Dietary Intervention Case Study

I came across this very interesting case study and wanted to share it with all.

Parenteral nutrition (intravenous feeding) and enteral nutrition (tube feeding) with an elemental diet have been proven to control CD activity. This treatment is not widely used because it is expensive and has side effects. However, in this particular case study total disease remission was induced with non-elemental formula diet of known composition (Ensure Plus).
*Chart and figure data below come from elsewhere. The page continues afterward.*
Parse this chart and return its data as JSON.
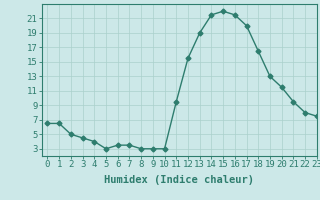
{
  "x": [
    0,
    1,
    2,
    3,
    4,
    5,
    6,
    7,
    8,
    9,
    10,
    11,
    12,
    13,
    14,
    15,
    16,
    17,
    18,
    19,
    20,
    21,
    22,
    23
  ],
  "y": [
    6.5,
    6.5,
    5.0,
    4.5,
    4.0,
    3.0,
    3.5,
    3.5,
    3.0,
    3.0,
    3.0,
    9.5,
    15.5,
    19.0,
    21.5,
    22.0,
    21.5,
    20.0,
    16.5,
    13.0,
    11.5,
    9.5,
    8.0,
    7.5
  ],
  "xlabel": "Humidex (Indice chaleur)",
  "ylim": [
    2,
    23
  ],
  "xlim": [
    -0.5,
    23
  ],
  "yticks": [
    3,
    5,
    7,
    9,
    11,
    13,
    15,
    17,
    19,
    21
  ],
  "xticks": [
    0,
    1,
    2,
    3,
    4,
    5,
    6,
    7,
    8,
    9,
    10,
    11,
    12,
    13,
    14,
    15,
    16,
    17,
    18,
    19,
    20,
    21,
    22,
    23
  ],
  "line_color": "#2e7d6e",
  "marker": "D",
  "marker_size": 2.5,
  "bg_color": "#cce8e8",
  "grid_color": "#aad0cc",
  "axis_color": "#2e7d6e",
  "tick_label_color": "#2e7d6e",
  "xlabel_color": "#2e7d6e",
  "xlabel_fontsize": 7.5,
  "tick_fontsize": 6.5
}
A 35-year-old patient was diagnosed with CD at the age of 20 (1974) after a year of diarrhea, cramps, and weight loss. He was anemic and his x-ray revealed a diformed & narrowed ileum . He was treated with sulfasalazine and prednisone (20mg/day) from 1974-1980. When he attempted to discontinue the corticosteroid he had reocurrence of cramps and anemia. From 1980-1982 his disease became more progressively active; prednisone (10-40 mg/day) was required to control his symptoms which at that time included an aphthous ulceration in the mouth and tongue. In June 1982 he had a sudden onset of gross hematochezia in the RLQ (here is a site to view images of hematochezia: http://images.google.com/images?um=1&hl=en&q=hematochezia&btnG=Search+Images). At this time prednisone was increased from 10 to 16 mg/day. An examination revealed a fistula from the ileum to the sigmoid colon with two areas of ileal stenosis; he later underwent surgery. The patient did well for about a year but later had gradual reocurrence of cramps, diarrhea, and weight loss. He was placed on prednisone again (10-30mg) for about 3-years. Everytime he attempted to reduce the prednisone dose, cramps would increase. So to make this short, his condition worsen, he had a recurrence in CD; prednisone dose was again increase to 60mg/day.
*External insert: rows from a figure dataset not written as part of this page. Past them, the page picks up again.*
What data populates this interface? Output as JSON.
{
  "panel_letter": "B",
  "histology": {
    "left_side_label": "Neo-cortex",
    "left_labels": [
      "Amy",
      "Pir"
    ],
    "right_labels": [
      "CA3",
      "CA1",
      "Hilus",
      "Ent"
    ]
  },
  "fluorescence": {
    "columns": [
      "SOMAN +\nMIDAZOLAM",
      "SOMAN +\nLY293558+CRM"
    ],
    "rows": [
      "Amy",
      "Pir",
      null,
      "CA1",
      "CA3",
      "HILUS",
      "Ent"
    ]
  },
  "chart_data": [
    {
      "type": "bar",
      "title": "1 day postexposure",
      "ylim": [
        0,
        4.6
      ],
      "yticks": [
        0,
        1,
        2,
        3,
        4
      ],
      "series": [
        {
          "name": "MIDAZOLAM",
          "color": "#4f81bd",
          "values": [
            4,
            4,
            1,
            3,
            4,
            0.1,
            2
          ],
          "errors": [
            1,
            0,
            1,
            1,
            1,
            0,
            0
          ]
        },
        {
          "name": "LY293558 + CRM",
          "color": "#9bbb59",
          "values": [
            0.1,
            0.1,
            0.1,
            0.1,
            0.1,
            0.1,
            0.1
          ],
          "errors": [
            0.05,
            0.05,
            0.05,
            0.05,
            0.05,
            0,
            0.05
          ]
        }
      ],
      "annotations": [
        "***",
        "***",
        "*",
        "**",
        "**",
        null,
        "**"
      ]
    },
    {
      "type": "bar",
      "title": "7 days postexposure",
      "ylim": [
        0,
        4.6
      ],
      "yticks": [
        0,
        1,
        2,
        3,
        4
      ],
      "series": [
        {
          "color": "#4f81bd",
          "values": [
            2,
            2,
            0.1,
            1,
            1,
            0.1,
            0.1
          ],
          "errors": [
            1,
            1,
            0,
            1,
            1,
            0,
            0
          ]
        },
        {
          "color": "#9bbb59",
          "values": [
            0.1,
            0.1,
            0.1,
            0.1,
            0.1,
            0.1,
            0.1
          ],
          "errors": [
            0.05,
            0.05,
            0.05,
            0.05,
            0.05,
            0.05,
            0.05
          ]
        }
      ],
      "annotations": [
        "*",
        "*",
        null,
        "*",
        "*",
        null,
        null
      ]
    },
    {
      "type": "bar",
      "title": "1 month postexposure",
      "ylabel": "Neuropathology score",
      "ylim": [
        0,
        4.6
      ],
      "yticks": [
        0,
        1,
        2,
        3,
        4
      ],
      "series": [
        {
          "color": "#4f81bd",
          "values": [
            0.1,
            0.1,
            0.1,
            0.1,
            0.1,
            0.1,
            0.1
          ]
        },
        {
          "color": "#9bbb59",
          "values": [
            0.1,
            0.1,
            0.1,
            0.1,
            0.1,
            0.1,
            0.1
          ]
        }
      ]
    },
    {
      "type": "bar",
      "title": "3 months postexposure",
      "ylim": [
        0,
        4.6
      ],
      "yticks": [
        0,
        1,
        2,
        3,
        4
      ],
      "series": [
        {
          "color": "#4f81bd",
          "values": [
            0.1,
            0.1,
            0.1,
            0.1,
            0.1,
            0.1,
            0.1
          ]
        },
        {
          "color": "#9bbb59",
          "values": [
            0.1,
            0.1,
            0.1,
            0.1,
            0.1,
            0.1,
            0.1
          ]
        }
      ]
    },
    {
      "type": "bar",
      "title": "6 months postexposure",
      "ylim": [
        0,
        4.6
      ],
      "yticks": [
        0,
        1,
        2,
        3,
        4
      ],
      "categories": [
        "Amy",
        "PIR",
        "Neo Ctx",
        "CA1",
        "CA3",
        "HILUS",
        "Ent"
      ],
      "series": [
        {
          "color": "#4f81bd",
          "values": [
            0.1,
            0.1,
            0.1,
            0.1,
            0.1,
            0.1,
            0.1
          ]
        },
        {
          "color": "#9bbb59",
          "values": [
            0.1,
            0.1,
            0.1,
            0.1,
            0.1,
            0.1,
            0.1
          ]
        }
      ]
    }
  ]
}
After two weeks, prednisone dosage was reduced to 40mg/day and they began a diet of solely Ensure (only caloric intake). For 10-weeks the patient only consumed Ensure and water and by the week-8, the prednisone was tapered out and discontinued for the first time in 3-years. The patient became asymptomatic. They gradually started to introduce food (chicken, beef, grean beans, etc) to the Ensure Plus Diet. He did well until he was introduced with milk, he had severe cramping and diarrhea for a week.
The patient was instructed to take Ensure Plus eat the foods he previously tolerated. His symptoms improved within a week without prednisone. The patient has remained in total remission.
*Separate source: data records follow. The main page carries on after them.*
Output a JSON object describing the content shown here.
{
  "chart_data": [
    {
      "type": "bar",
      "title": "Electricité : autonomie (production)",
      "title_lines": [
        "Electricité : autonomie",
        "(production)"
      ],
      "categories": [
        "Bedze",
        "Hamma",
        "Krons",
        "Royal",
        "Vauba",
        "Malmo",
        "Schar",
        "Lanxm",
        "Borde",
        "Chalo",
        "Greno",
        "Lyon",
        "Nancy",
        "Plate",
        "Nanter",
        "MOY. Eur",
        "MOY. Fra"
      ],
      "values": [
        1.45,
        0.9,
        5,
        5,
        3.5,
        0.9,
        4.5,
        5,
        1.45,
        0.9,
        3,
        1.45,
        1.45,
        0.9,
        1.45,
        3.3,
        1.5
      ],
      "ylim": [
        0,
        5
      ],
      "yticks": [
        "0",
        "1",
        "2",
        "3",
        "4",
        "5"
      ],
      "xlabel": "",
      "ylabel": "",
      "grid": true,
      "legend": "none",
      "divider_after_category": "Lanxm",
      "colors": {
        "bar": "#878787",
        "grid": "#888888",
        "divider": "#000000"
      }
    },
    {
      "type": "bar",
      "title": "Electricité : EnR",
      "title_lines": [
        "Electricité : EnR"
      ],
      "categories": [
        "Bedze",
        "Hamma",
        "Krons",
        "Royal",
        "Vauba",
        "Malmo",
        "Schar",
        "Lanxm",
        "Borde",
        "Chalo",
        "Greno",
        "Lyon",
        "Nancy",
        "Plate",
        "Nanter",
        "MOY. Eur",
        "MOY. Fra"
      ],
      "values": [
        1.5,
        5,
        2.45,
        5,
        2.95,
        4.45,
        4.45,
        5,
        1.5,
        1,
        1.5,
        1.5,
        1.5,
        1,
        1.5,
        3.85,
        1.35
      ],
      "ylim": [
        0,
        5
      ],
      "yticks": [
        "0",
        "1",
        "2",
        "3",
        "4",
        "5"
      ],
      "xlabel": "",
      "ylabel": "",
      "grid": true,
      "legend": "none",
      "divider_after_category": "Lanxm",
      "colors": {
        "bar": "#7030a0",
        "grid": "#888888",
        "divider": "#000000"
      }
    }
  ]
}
I thought the case report was intriguing because they were able to induce total remission with a form of palatable enteral therapy (with Ensure Plus) in a patient with history of long-standing CD with steroid dependency. The authors claim this is the only case reported of total remission; however, they did cite another case similar to the one discussed here where milk was the food that triggered CD symptoms.

Case Report side: http://www.springerlink.com/content/v757h63674365281/fulltext.pdf
Note: I could not open this site at home, only at the UA.